The City of Gilbert is growing dramatically since the last Census in 2010 and with it, the senior population. You can make Gilbert your new home during retirement and bathe in the warmth during the winter months or spend your days bird watching the varieties of birds in the area.
The city of Gilbert is booming with an 18.8 percent increase in estimated population since 2010, according to the United States Census Bureau. The estimated total population for 2015 was 247,542 residents. 50.8 percent of this total are females and approximately 12,037 of residents are veterans.
When it comes to racial origination, 81.8 percent of the population identify as White, 14.9 percent as Hispanic or Latino, 5.8 percent as Asian, 3.4 percent as Black or African American, 3.5 percent as two or more races, 0.8 percent as American Indian or Alaska Native, and 0.2 percent as Native Hawaiian or Other Pacific Islander.
As for immigration, 9.3 percent of residents were born in another country and 14.7 percent of the population speaks another language at home besides English.

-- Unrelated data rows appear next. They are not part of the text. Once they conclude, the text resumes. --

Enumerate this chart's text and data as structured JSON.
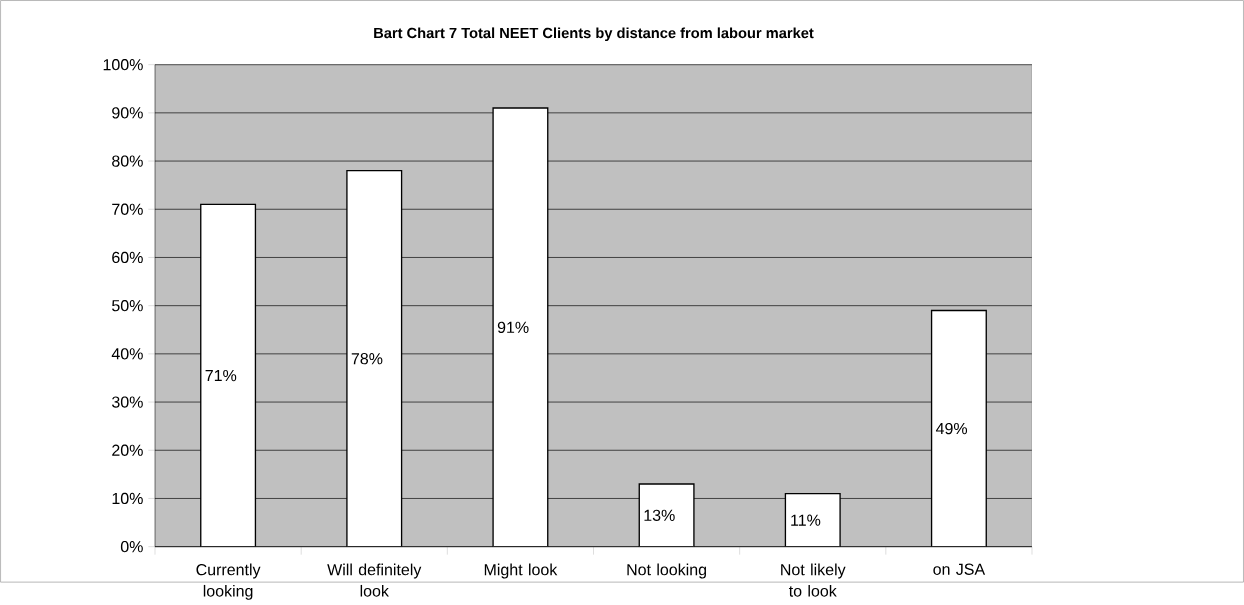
{
  "chart_data": {
    "type": "bar",
    "title": "Bart Chart 7    Total NEET Clients by distance from labour market",
    "categories": [
      "Currently looking",
      "Will definitely look",
      "Might look",
      "Not looking",
      "Not likely to look",
      "on JSA"
    ],
    "values": [
      71,
      78,
      91,
      13,
      11,
      49
    ],
    "value_labels": [
      "71%",
      "78%",
      "91%",
      "13%",
      "11%",
      "49%"
    ],
    "color": "#ffffff",
    "ylim": [
      0,
      100
    ],
    "yticks": [
      {
        "value": 0,
        "label": "0%"
      },
      {
        "value": 10,
        "label": "10%"
      },
      {
        "value": 20,
        "label": "20%"
      },
      {
        "value": 30,
        "label": "30%"
      },
      {
        "value": 40,
        "label": "40%"
      },
      {
        "value": 50,
        "label": "50%"
      },
      {
        "value": 60,
        "label": "60%"
      },
      {
        "value": 70,
        "label": "70%"
      },
      {
        "value": 80,
        "label": "80%"
      },
      {
        "value": 90,
        "label": "90%"
      },
      {
        "value": 100,
        "label": "100%"
      }
    ],
    "grid": "y"
  }
}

The average temperature in Gilbert, Arizona is 71.2 degrees. Now you can enjoy your retirement without worrying about cold weather and snow. Even during the winter months, the average low temperatures are in the 40s. The summer months bring hotter temperatures closer to the upper 90s to over 104 degrees.
Gilbert experiences 296 sunny days per year on average and only about seven inches of rainfall annually in 26 days. You will want to watch your air conditioning during the summer months to make sure you do not overheat. During the hottest part of the day, try to remain indoors and stay hydrated to avoid heat stroke.
The Town of Gilbert features a website to help you with services throughout the city. It also lists plants for the Arizona desert. These plants thrive in the desert and they will grow in your urban flower garden. These include acacia, agave, aloe, Bird of Paradise, Fairy Duster, Cercidium Palo Verde, Desert Willow, dalea, Texas Ebony, hesperaloe, Desert Honeysuckle, Angelita Daisy, Texas Sage, Evening Primrose, and mesquite.
You can also find several varieties of cacti including saguaro, organ pipe, teddy bear cholla, prickly pear, and yucca. Although Palm trees are not native to Arizona, they do grow throughout the state.
If you travel to the desert, you may see desert animals and reptiles like rattlesnakes, Gila monster, roadrunner, prairie dogs, coyotes, javelina, horned toads, jaguars, bighorn sheep, and jackrabbits. The national forest is home to other animals such as elk, deer, bears, mountain lions, and wild turkeys.
If you plan to bird watch, you may catch a glimpse of verdin, curve-billed thrasher, lesser nighthawk, brown-headed cowbird, Say’s phoebe, red-tailed hawk, peach-faced lovebird, white-crowned sparrow, black phoebe, woodpecker, house finch, northern mockingbird, rock pigeon, European starling, mourning dove, white-winged dove, house sparrow, and Anna’s hummingbird.